- Supreme Court of the United States

Argued November 30, 2016 Reargued October 3, 2017 Decided February 27, 2018
- Full case name: David Jennings et al. v. Alejandro Rodriguez et al.
- Docket no.: 15-1204
- Citations: 583 U.S. 281 (more) 138 S. Ct. 830; 200 L. Ed. 2d 122

Case history
- Prior: Rodriguez v. Robbins, 804 F.3d 1060 (9th Cir. 2015); cert. granted, 136 S. Ct. 2489 (2016).

Holding
- Detained immigrants do not have a statutory right to periodic bond hearings.

Court membership
- Chief Justice John Roberts Associate Justices Anthony Kennedy · Clarence Thomas Ruth Bader Ginsburg · Stephen Breyer Samuel Alito · Sonia Sotomayor Elena Kagan · Neil Gorsuch

Case opinions
- Majority: Alito, joined by Roberts, Kennedy; Thomas, Gorsuch (all but Part II); Sotomayor (Part III–C)
- Concurrence: Thomas (in part), joined by Gorsuch (except footnote 6)
- Dissent: Breyer, joined by Ginsburg, Sotomayor
- Kagan took no part in the consideration or decision of the case.

= Jennings v. Rodriguez =

Jennings v. Rodriguez, 583 U.S. 281 (2018), is a United States Supreme Court case in which the Court held that detained immigrants do not have a statutory right to periodic bond hearings.

The case was brought about by Mexican citizen and lawful U.S. permanent resident Alex Rodriguez. After a 2004 incident, he was detained on the grounds of 8 U.S.C. 1226, which states that under a warrant by the Attorney General immigrants may be arrested and detained while their case status is decided. Rodriguez challenged this justification in 2007 through habeas corpus, claiming immigrants had the right to a bond hearing without "prolonged" detention according to 8 U.S.C. 1225. The United States Court of Appeals for the Ninth Circuit affirmed his entry deciding detained immigrants had the right to a periodic hearing if one had not already been held after 6 months.

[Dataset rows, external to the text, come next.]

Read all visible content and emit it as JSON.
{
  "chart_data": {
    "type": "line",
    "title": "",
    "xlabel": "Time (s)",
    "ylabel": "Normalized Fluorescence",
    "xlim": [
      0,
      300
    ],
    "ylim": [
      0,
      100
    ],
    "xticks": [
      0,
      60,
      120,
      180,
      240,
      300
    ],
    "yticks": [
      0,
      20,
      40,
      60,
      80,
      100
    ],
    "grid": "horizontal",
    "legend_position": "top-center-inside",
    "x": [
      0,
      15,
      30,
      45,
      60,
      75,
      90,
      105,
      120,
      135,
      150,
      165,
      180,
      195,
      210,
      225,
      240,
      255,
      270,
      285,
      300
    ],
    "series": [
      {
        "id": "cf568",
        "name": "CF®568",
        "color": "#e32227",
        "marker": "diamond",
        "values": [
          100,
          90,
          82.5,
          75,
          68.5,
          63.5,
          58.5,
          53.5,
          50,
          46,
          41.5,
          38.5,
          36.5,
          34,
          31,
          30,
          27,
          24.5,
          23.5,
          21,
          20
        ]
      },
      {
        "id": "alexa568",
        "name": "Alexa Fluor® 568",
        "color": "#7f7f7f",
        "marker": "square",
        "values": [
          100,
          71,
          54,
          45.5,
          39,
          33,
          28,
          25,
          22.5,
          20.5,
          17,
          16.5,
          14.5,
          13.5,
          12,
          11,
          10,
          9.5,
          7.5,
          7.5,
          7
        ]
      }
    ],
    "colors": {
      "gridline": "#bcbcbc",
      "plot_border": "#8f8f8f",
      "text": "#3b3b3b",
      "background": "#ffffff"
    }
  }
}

The Court of Appeal's decision was reversed by the Supreme Court in a plurality opinion after granting a writ of certiorari in June 2016. Justice Samuel Alito wrote for the majority and concluded that no provision of 8 U.S.C. 1225 limits length of detention to six months, or suggests length of detention should be a factor when deciding on release of a detained immigrant.